Soviet Ambassador Maxim Litvinov significantly contributed to the Lend-Lease agreement of 1941. American deliveries to the Soviet Union can be divided into the following phases:

- "Pre Lend-lease" June 22, 1941, to September 30, 1941 (paid for in gold and other minerals)

- First protocol period from October 1, 1941, to June 30, 1942 (signed October 7, 1941),these supplies were to be manufactured and delivered by the UK with US credit financing.

- Second protocol period from July 1, 1942, to June 30, 1943 (signed October 6, 1942)

- Third protocol period from July 1, 1943, to June 30, 1944 (signed October 19, 1943)

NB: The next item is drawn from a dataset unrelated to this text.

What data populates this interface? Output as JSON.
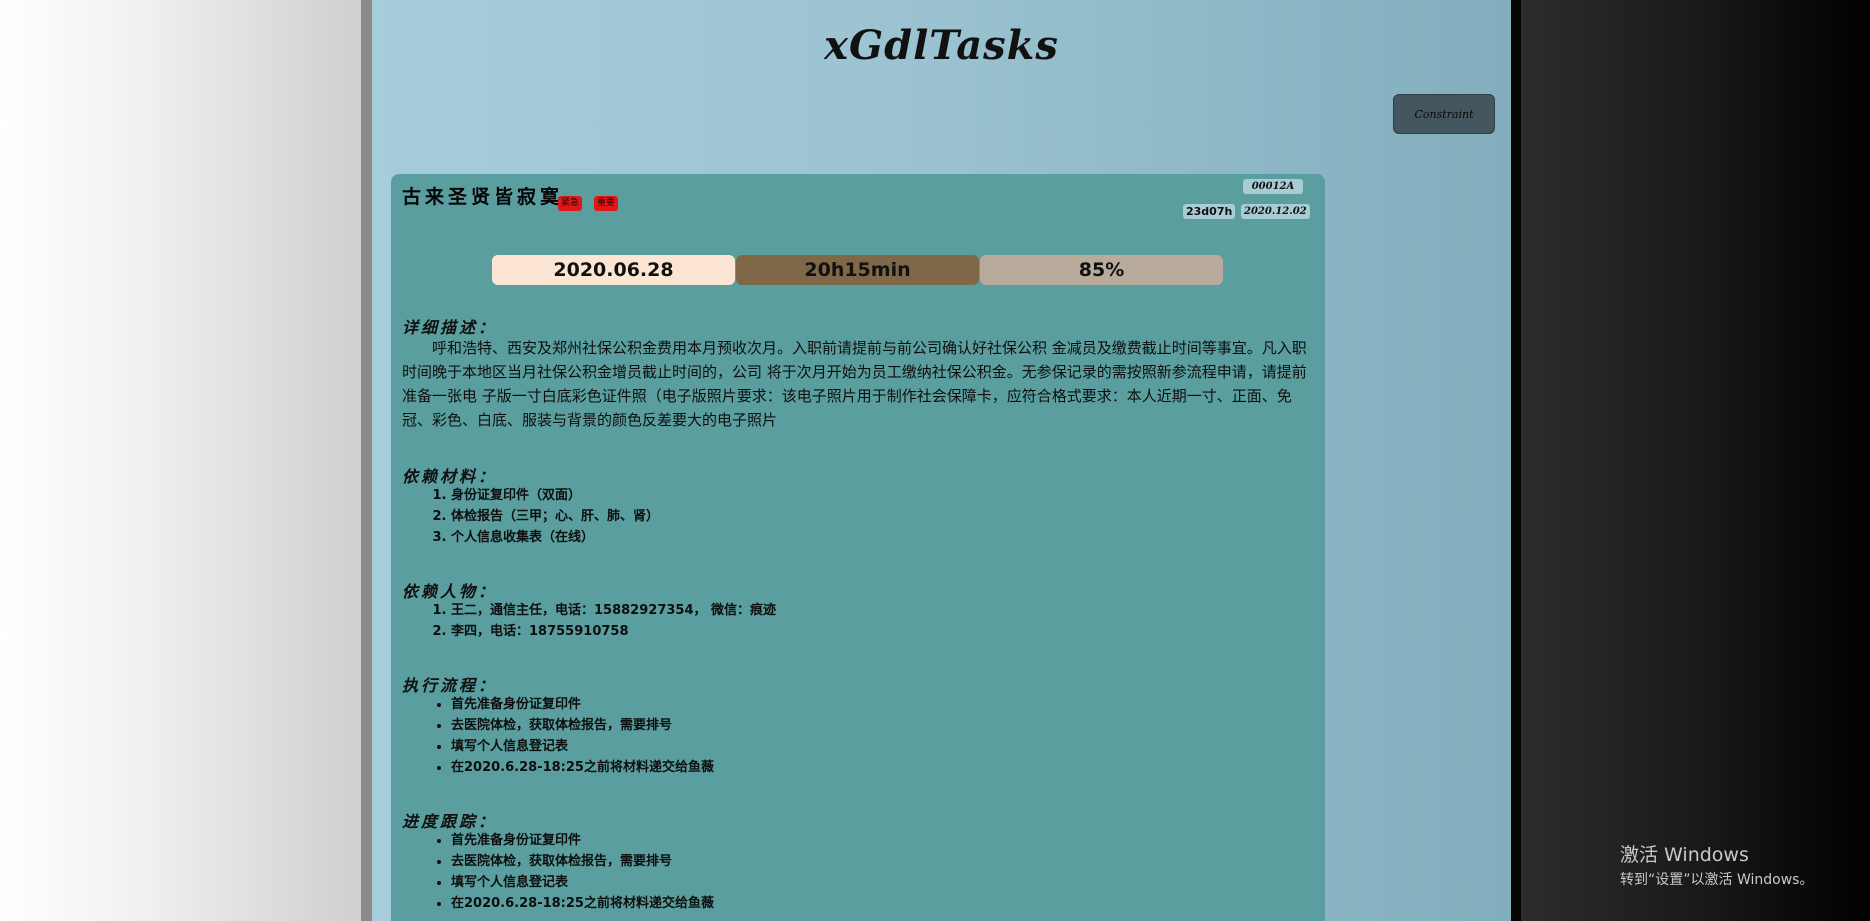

- Fourth protocol period from July 1, 1944 (signed April 17, 1945), formally ended May 12, 1945, but deliveries continued for the duration of the war with Japan (which the Soviet Union entered on August 8, 1945) under the "Milepost" agreement until September 2, 1945, when Japan capitulated. On September 20, 1945, all Lend-Lease to the Soviet Union was terminated.

Delivery was via the Arctic Convoys, the Persian Corridor, and the Pacific Route.

The Arctic route was the shortest and most direct route for lend-lease aid to the USSR, though it was also the most dangerous as it involved sailing past German-occupied Norway. Some 3,964,000 tons of goods were shipped by the Arctic route; 7% was lost, while 93% arrived safely. This constituted some 23% of the total aid to the USSR during the war.

The Persian Corridor was the longest route, and was not fully operational until mid-1942. Thereafter it saw the passage of 4,160,000 tons of goods, 27% of the total.

The Pacific Route opened in August 1941, but was affected by the start of hostilities between Japan and the U.S.; after December 1941, only Soviet ships could be used, and, as Japan and the USSR observed a strict neutrality towards each other, only non-military goods could be transported. Nevertheless, some 8,244,000 tons of goods went by this route, 50% of the total.

In total, the U.S. deliveries to the USSR through Lend-Lease amounted to $11 billion in materials: over 400,000 jeeps and trucks; 12,000 armored vehicles (including 7,000 tanks, about 1,386 of which were M3 Lees and 4,102 M4 Shermans);11,400 aircraft (4,719 of which were Bell P-39 Airacobras) and 1.75 million tons of food.

Restrictions in the supply of weapons from the United States were mainly limited to supply of heavy bombers. The United States did not provide heavy bombers to the USSR when requested. For example, in the 4 Ottawa Protocol (July 1, 1944-30 June 1945) the USSR requested 240 B-17 bombers and 300 B-24 bombers, none of which were supplied. Heavy bombers had not been mentioned in previous protocols.

The production of heavy bombers in the United States until 1945 amounted to more than 30 thousand. The USSR had a small number of heavy bombers. The only modern heavy bomber the USSR had was the Petlyakov Pe-8, and it only had 27 such bombers at the start of the war, with fewer than 100 produced until 1945.